The online lottery ticket seller jumped into the markets at a price as high as $0.70 per share before settling in at a $0.66 base, good for a C$41 million market cap.

SO WHAT DOES IT DO?

In California, anyone who wants to buy a lottery ticket has to queue at the bodega and pay in cash. A network of arcane laws and limitations in various states mean the lottery scene is entrenched in the 1970’s technology-wise, and wit a network of small businesses listed in the hundreds of thousands that rely on lottery commissions to make ends meet, no state is eager to update their sales tech when it might cause a political scene.

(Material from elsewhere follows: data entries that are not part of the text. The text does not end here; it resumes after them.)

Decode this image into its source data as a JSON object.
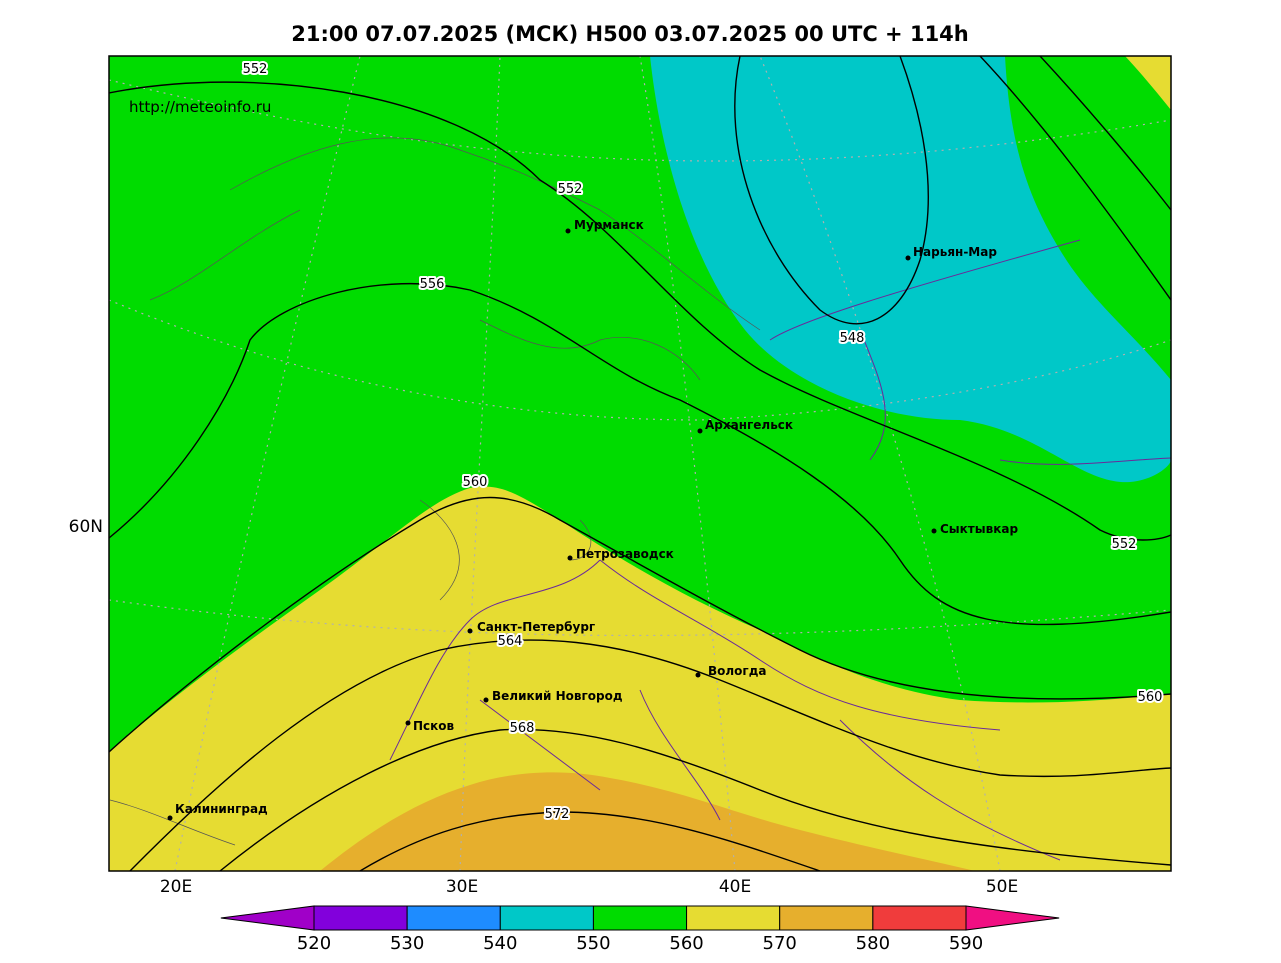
{
  "title": "21:00 07.07.2025 (МСК) H500  03.07.2025 00 UTC + 114h",
  "url": "http://meteoinfo.ru",
  "lon_labels": [
    "20E",
    "30E",
    "40E",
    "50E"
  ],
  "lat_labels": [
    "60N"
  ],
  "cities": [
    "Мурманск",
    "Нарьян-Мар",
    "Архангельск",
    "Сыктывкар",
    "Петрозаводск",
    "Санкт-Петербург",
    "Вологда",
    "Великий Новгород",
    "Псков",
    "Калининград"
  ],
  "contour_labels": [
    "552",
    "552",
    "556",
    "548",
    "560",
    "552",
    "564",
    "560",
    "568",
    "572"
  ],
  "colorbar": {
    "labels": [
      520,
      530,
      540,
      550,
      560,
      570,
      580,
      590
    ],
    "colors": [
      "#a000c8",
      "#8200dc",
      "#1e8cff",
      "#00c8c8",
      "#00dc00",
      "#e6dc32",
      "#e6af2d",
      "#f03c3c",
      "#f00f82"
    ]
  }
}
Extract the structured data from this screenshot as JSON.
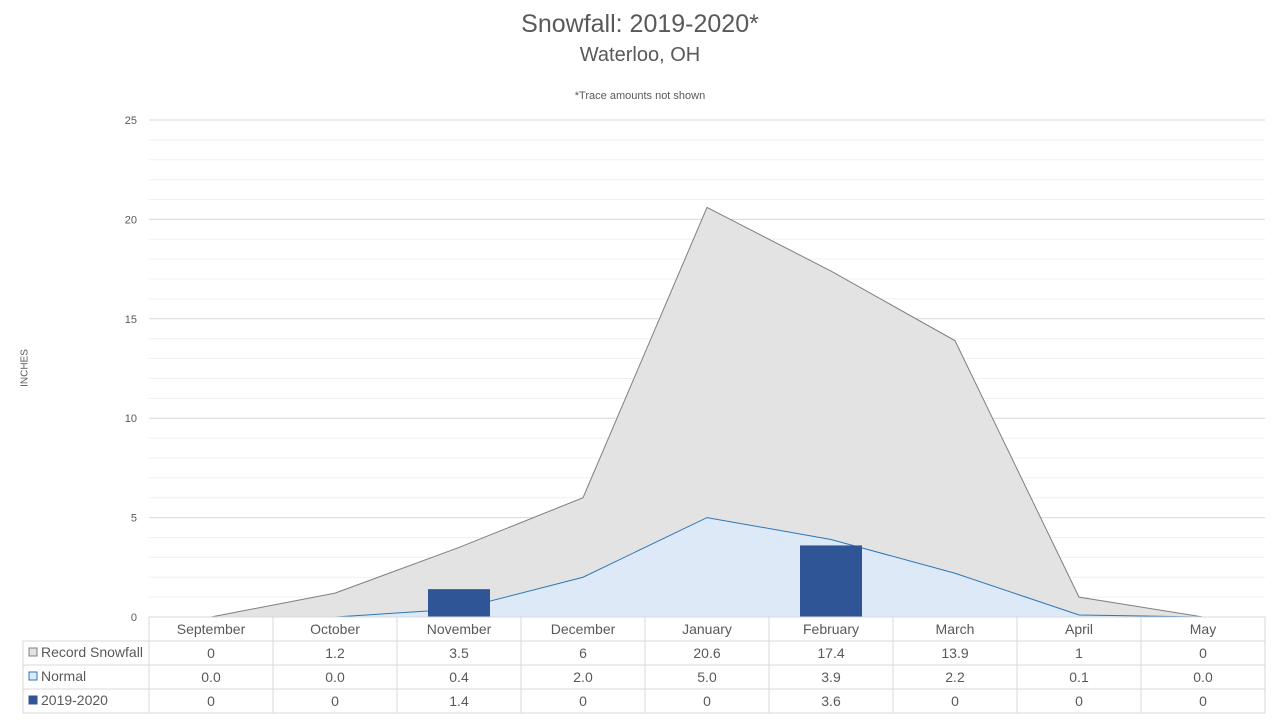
{
  "header": {
    "title": "Snowfall: 2019-2020*",
    "subtitle": "Waterloo, OH",
    "note": "*Trace amounts not shown"
  },
  "chart_data": {
    "type": "area",
    "title": "Snowfall: 2019-2020*",
    "subtitle": "Waterloo, OH",
    "ylabel": "INCHES",
    "xlabel": "",
    "ylim": [
      0,
      25
    ],
    "yticks": [
      "0",
      "5",
      "10",
      "15",
      "20",
      "25"
    ],
    "grid": true,
    "legend": "data-table",
    "categories": [
      "September",
      "October",
      "November",
      "December",
      "January",
      "February",
      "March",
      "April",
      "May"
    ],
    "series": [
      {
        "name": "Record Snowfall",
        "kind": "area",
        "color": "#e3e3e3",
        "stroke": "#7f7f7f",
        "values": [
          0,
          1.2,
          3.5,
          6,
          20.6,
          17.4,
          13.9,
          1,
          0
        ],
        "labels": [
          "0",
          "1.2",
          "3.5",
          "6",
          "20.6",
          "17.4",
          "13.9",
          "1",
          "0"
        ]
      },
      {
        "name": "Normal",
        "kind": "area",
        "color": "#dde9f6",
        "stroke": "#2e75b6",
        "values": [
          0.0,
          0.0,
          0.4,
          2.0,
          5.0,
          3.9,
          2.2,
          0.1,
          0.0
        ],
        "labels": [
          "0.0",
          "0.0",
          "0.4",
          "2.0",
          "5.0",
          "3.9",
          "2.2",
          "0.1",
          "0.0"
        ]
      },
      {
        "name": "2019-2020",
        "kind": "bar",
        "color": "#2f5597",
        "stroke": "#2f5597",
        "values": [
          0,
          0,
          1.4,
          0,
          0,
          3.6,
          0,
          0,
          0
        ],
        "labels": [
          "0",
          "0",
          "1.4",
          "0",
          "0",
          "3.6",
          "0",
          "0",
          "0"
        ]
      }
    ]
  }
}
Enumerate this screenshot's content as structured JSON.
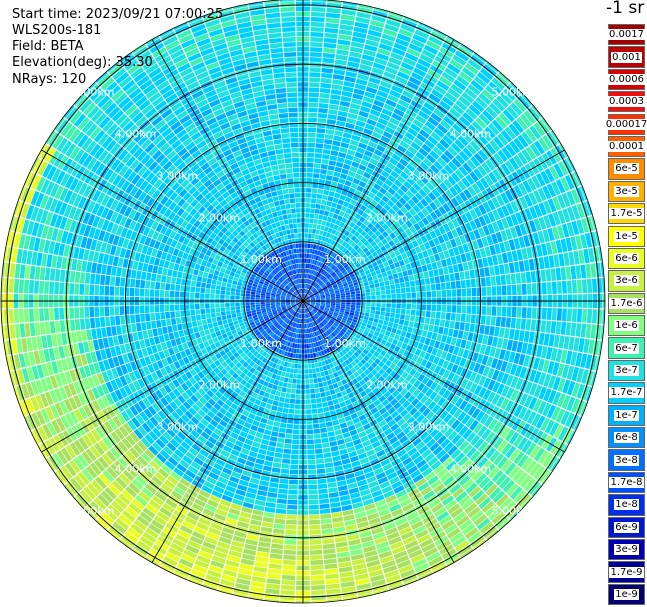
{
  "header": {
    "start_time": "Start time: 2023/09/21 07:00:25",
    "instrument": "WLS200s-181",
    "field": "Field: BETA",
    "elevation": "Elevation(deg): 35.30",
    "nrays": "NRays: 120"
  },
  "colorbar": {
    "unit": "-1 sr",
    "levels": [
      {
        "label": "0.0017",
        "color": "#a00000"
      },
      {
        "label": "0.001",
        "color": "#c00000"
      },
      {
        "label": "0.0006",
        "color": "#d40000"
      },
      {
        "label": "0.0003",
        "color": "#ec1010"
      },
      {
        "label": "0.00017",
        "color": "#ff3000"
      },
      {
        "label": "0.0001",
        "color": "#ff6000"
      },
      {
        "label": "6e-5",
        "color": "#ff8c00"
      },
      {
        "label": "3e-5",
        "color": "#ffb000"
      },
      {
        "label": "1.7e-5",
        "color": "#ffd800"
      },
      {
        "label": "1e-5",
        "color": "#ffff00"
      },
      {
        "label": "6e-6",
        "color": "#e8ff20"
      },
      {
        "label": "3e-6",
        "color": "#c8f040"
      },
      {
        "label": "1.7e-6",
        "color": "#a8e060"
      },
      {
        "label": "1e-6",
        "color": "#80ff80"
      },
      {
        "label": "6e-7",
        "color": "#40f0b0"
      },
      {
        "label": "3e-7",
        "color": "#20e0e0"
      },
      {
        "label": "1.7e-7",
        "color": "#00d0ff"
      },
      {
        "label": "1e-7",
        "color": "#00b0ff"
      },
      {
        "label": "6e-8",
        "color": "#0090ff"
      },
      {
        "label": "3e-8",
        "color": "#0070ff"
      },
      {
        "label": "1.7e-8",
        "color": "#0050ff"
      },
      {
        "label": "1e-8",
        "color": "#0030ee"
      },
      {
        "label": "6e-9",
        "color": "#0018d0"
      },
      {
        "label": "3e-9",
        "color": "#0000b0"
      },
      {
        "label": "1.7e-9",
        "color": "#000090"
      },
      {
        "label": "1e-9",
        "color": "#000070"
      }
    ]
  },
  "chart_data": {
    "type": "heatmap",
    "projection": "polar (PPI scan)",
    "rings": [
      1.0,
      2.0,
      3.0,
      4.0,
      5.0
    ],
    "ring_labels": [
      "1.00km",
      "2.00km",
      "3.00km",
      "4.00km",
      "5.00km"
    ],
    "range_max_km": 5.1,
    "n_rays": 120,
    "radial_lines_deg": [
      0,
      30,
      60,
      90,
      120,
      150,
      180,
      210,
      240,
      270,
      300,
      330
    ],
    "background_level": "1.7e-7",
    "regions": [
      {
        "description": "near field 0-1 km",
        "level": "1.7e-8 to 1e-7"
      },
      {
        "description": "mid field 1-4 km",
        "level": "1e-7 to 3e-7"
      },
      {
        "description": "far field south/south-west 4-5 km",
        "level": "1e-6 to 3e-6"
      },
      {
        "description": "far west edge",
        "level": "6e-6"
      }
    ]
  }
}
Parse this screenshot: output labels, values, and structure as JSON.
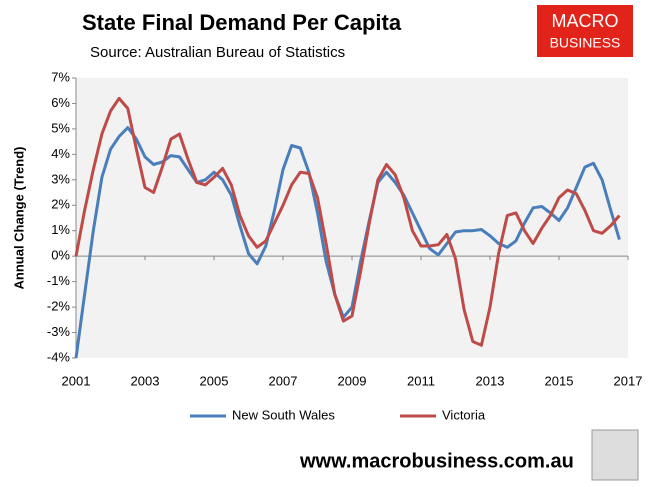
{
  "chart_data": {
    "type": "line",
    "title": "State Final Demand Per Capita",
    "subtitle": "Source: Australian Bureau of Statistics",
    "y_label": "Annual Change (Trend)",
    "logo": [
      "MACRO",
      "BUSINESS"
    ],
    "footer": "www.macrobusiness.com.au",
    "x": [
      2001,
      2001.25,
      2001.5,
      2001.75,
      2002,
      2002.25,
      2002.5,
      2002.75,
      2003,
      2003.25,
      2003.5,
      2003.75,
      2004,
      2004.25,
      2004.5,
      2004.75,
      2005,
      2005.25,
      2005.5,
      2005.75,
      2006,
      2006.25,
      2006.5,
      2006.75,
      2007,
      2007.25,
      2007.5,
      2007.75,
      2008,
      2008.25,
      2008.5,
      2008.75,
      2009,
      2009.25,
      2009.5,
      2009.75,
      2010,
      2010.25,
      2010.5,
      2010.75,
      2011,
      2011.25,
      2011.5,
      2011.75,
      2012,
      2012.25,
      2012.5,
      2012.75,
      2013,
      2013.25,
      2013.5,
      2013.75,
      2014,
      2014.25,
      2014.5,
      2014.75,
      2015,
      2015.25,
      2015.5,
      2015.75,
      2016,
      2016.25,
      2016.5,
      2016.75
    ],
    "series": [
      {
        "name": "New South Wales",
        "color": "#4a7ebb",
        "values": [
          -4,
          -1.5,
          1,
          3.1,
          4.2,
          4.7,
          5.05,
          4.6,
          3.9,
          3.6,
          3.7,
          3.95,
          3.9,
          3.4,
          2.9,
          3.0,
          3.3,
          3.0,
          2.4,
          1.2,
          0.1,
          -0.3,
          0.4,
          1.8,
          3.4,
          4.35,
          4.25,
          3.3,
          1.7,
          -0.2,
          -1.5,
          -2.4,
          -2.0,
          -0.2,
          1.4,
          2.9,
          3.3,
          2.9,
          2.4,
          1.7,
          1.0,
          0.3,
          0.05,
          0.5,
          0.95,
          1.0,
          1.0,
          1.05,
          0.8,
          0.5,
          0.35,
          0.6,
          1.3,
          1.9,
          1.95,
          1.7,
          1.4,
          1.9,
          2.7,
          3.5,
          3.65,
          3.0,
          1.8,
          0.65
        ]
      },
      {
        "name": "Victoria",
        "color": "#be4b48",
        "values": [
          0,
          1.8,
          3.4,
          4.8,
          5.7,
          6.2,
          5.8,
          4.2,
          2.7,
          2.5,
          3.5,
          4.6,
          4.8,
          3.8,
          2.9,
          2.8,
          3.1,
          3.45,
          2.8,
          1.6,
          0.8,
          0.35,
          0.6,
          1.3,
          2.0,
          2.8,
          3.3,
          3.25,
          2.3,
          0.5,
          -1.5,
          -2.55,
          -2.35,
          -0.6,
          1.3,
          3.0,
          3.6,
          3.2,
          2.3,
          1.0,
          0.4,
          0.4,
          0.45,
          0.85,
          -0.1,
          -2.1,
          -3.35,
          -3.5,
          -2.0,
          0.1,
          1.6,
          1.7,
          1.0,
          0.5,
          1.1,
          1.6,
          2.3,
          2.6,
          2.45,
          1.8,
          1.0,
          0.9,
          1.2,
          1.6
        ]
      }
    ],
    "xlim": [
      2001,
      2017
    ],
    "xticks": [
      2001,
      2003,
      2005,
      2007,
      2009,
      2011,
      2013,
      2015,
      2017
    ],
    "ylim": [
      -4,
      7
    ],
    "yticks": [
      {
        "value": -4,
        "label": "-4%"
      },
      {
        "value": -3,
        "label": "-3%"
      },
      {
        "value": -2,
        "label": "-2%"
      },
      {
        "value": -1,
        "label": "-1%"
      },
      {
        "value": 0,
        "label": "0%"
      },
      {
        "value": 1,
        "label": "1%"
      },
      {
        "value": 2,
        "label": "2%"
      },
      {
        "value": 3,
        "label": "3%"
      },
      {
        "value": 4,
        "label": "4%"
      },
      {
        "value": 5,
        "label": "5%"
      },
      {
        "value": 6,
        "label": "6%"
      },
      {
        "value": 7,
        "label": "7%"
      }
    ],
    "legend": "bottom"
  }
}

Enter Lottogopher, which allows folks to sign up for an account and buy, check, and pay out tickets on their computer or phone, rather than by lining up behind the guy eating chopped cheese for dinner.

Lottogopher charges a scaled set of fees for this service, which basically amounts to them sending staff out to a given convenience store at 3am where they buy and cash out tickets by hand, in accordance with California State Lottery rules. What you’re paying for is for them to do the dreary stuff, while you’re able to share your dashboard with all the guys in your office syndicate and never darken a 7/11’s door again. At least not for lottery tickets.

UK lottery giant Lottoland is in to Lottogopher for, as I understand it, 20%.

winner

Love it when a plan comes together.

— Chris Parry

FULL DISCLOSURE: I hold stock in LottoGopher, but they are not an Equity.Guru marketing client.